A Lesson from the Day of the Dead

Photo credit: C. Bertelsen

Time comes to a halt on All Souls Day (Todos Santos), November 2, a day of ancient ritual.

I learned that lesson when I spent the day with a Mexican family in Puebla, Mexico.

To miss this celebration of death was simply unheard of. Our place was the cemetery, where the grandparents lay under thick slabs of cement, their fading photographs a testimony to the relative shortness and impermanence of earthly life.

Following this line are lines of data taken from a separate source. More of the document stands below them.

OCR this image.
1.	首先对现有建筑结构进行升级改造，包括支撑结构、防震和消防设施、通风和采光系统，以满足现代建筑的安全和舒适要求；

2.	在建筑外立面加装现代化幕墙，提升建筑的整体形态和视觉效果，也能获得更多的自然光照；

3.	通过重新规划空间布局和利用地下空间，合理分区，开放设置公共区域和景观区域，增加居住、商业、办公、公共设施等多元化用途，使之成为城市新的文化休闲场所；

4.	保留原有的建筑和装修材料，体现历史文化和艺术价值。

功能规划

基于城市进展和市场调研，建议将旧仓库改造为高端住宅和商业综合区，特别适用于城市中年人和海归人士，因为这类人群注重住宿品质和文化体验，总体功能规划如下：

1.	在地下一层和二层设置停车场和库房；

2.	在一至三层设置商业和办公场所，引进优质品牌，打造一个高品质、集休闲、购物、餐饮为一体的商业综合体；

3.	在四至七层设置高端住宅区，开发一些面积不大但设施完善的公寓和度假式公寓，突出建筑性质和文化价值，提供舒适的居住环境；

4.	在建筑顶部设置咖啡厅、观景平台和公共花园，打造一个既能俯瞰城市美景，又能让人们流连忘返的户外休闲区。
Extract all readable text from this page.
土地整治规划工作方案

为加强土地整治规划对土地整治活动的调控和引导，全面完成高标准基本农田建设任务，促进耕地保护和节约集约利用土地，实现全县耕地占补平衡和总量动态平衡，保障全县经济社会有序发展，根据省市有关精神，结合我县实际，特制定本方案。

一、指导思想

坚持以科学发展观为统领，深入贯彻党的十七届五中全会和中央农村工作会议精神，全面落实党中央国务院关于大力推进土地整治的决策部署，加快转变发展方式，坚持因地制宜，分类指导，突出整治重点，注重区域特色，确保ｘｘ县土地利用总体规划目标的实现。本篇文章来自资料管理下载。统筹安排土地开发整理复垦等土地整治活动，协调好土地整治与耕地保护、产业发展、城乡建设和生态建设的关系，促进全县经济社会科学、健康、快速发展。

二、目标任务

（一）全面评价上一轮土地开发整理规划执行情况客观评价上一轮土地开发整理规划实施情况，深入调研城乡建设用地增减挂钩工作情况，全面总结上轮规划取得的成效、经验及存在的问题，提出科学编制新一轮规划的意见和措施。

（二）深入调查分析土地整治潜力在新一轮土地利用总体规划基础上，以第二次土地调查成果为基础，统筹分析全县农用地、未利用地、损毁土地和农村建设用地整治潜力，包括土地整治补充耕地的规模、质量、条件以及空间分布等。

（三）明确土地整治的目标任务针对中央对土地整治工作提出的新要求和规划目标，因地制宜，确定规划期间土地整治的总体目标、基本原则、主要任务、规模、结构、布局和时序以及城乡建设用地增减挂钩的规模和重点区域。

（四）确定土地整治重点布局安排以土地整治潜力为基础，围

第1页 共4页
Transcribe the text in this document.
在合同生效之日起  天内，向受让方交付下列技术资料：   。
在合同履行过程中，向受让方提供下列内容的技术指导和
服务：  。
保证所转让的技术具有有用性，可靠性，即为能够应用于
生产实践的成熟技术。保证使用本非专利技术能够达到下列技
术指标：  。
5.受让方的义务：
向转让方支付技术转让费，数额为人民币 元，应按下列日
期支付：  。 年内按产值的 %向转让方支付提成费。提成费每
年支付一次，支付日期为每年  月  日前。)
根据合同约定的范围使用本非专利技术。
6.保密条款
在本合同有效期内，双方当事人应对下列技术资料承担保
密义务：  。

After packing up various mole sauces, tortillas, pozole, candied squash, pan de muertos made into human shapes, tamales, tequila, and fresh fruit, I rode in a taxi to the cemetery with the rest of the family. After scrubbing off lichen, stains, bird droppings, and weeding around the graves, I helped to spread out the colorful tablecloth  on top of family graves. And there we picnicked. Putting fresh marigolds and burning candles on the graves, seeing old friends attending the graves of their loved ones, sharing reminisces, and telling stories, no one needed to go anywhere else. And no one expected them to.

That day, the sun shone like the star it is. But the chill air, around 60 degrees, promised the gray, drizzly days of late November to come. I pulled my black and gray rebozo tighter around me to keep out the wind as I sipped the corn-thickened atole. Night came. And still the singing, the chanting, continued. The blazing candles cast eerie shadows over the smiling faces of the people, and leaves rustled at their feet.

How differently we “norteamericanos” view death!